Even if you go for depth rather than breadth, there is only so much stuff to learn about any band, in any given subculture, in any given genre, in any given medium — after a while, more albums really aren’t worth spending time on. Consider the difference between when there were three punk rock albums and when there were a hundred. Consider how many bands said everything they had to say on the first album.
Indeed, we resort to depth because breadth is impossible. There has always been far too much for anyone to keep up with. Even if you’re a viciously self-flagellating hipster, who considers it important to let yourself like only what you should.
We learn our aesthetic vocabulary in a couple of years as adolescents and then it’s stuck. You can pick up new languages, but it’s hard. And you’ll probably learn them relative to the first one.
(It was somewhat liberating when I realised how much quite a lot of what I liked as a teenager sucked. Whole areas I didn’t feel obliged to finish exploring!)

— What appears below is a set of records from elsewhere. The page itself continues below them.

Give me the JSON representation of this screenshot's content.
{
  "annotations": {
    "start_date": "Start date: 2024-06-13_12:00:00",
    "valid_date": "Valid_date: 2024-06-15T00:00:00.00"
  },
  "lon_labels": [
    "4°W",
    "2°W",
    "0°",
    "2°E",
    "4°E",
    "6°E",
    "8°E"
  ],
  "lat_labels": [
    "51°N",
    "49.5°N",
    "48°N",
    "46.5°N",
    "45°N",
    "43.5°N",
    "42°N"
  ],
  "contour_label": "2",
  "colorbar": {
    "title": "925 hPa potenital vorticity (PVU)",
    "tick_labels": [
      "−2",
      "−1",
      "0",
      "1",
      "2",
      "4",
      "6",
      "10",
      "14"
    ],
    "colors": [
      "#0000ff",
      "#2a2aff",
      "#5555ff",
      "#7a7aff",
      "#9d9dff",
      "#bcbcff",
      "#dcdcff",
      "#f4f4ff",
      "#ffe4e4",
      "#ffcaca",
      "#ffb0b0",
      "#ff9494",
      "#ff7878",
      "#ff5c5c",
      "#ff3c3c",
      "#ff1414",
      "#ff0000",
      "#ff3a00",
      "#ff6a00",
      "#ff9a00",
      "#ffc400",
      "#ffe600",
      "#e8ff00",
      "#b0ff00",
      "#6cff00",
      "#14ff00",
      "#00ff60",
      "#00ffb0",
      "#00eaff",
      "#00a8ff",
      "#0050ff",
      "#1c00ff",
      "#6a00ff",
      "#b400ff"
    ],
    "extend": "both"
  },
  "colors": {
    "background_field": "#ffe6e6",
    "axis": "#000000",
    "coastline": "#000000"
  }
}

So, there’s ridiculously too much music. There has been since all living memory, but here in the future it’s impossible to deny.
I’ve tended to throwing up my hands and treating music as an exercise in tunnelling through plenty rather than seeking rare joys. Whatever YouTube and blogs throw my way. Mostly listening once only. Occasionally I play something less than twenty years old, or that at least sounds less than twenty years old.
It helps that I can remember the day I consciously gave up keeping up with indie rock: a middling review CD (that I’ll do the kindness of not naming) that I’d actually been looking forward to arriving in the post in 1992 and realising how much I’d run out of caring. Liberation. Many angsty young rock critic burnouts, but that was the last one.
So what do you do? What’s your path through the tunnels of the music mines?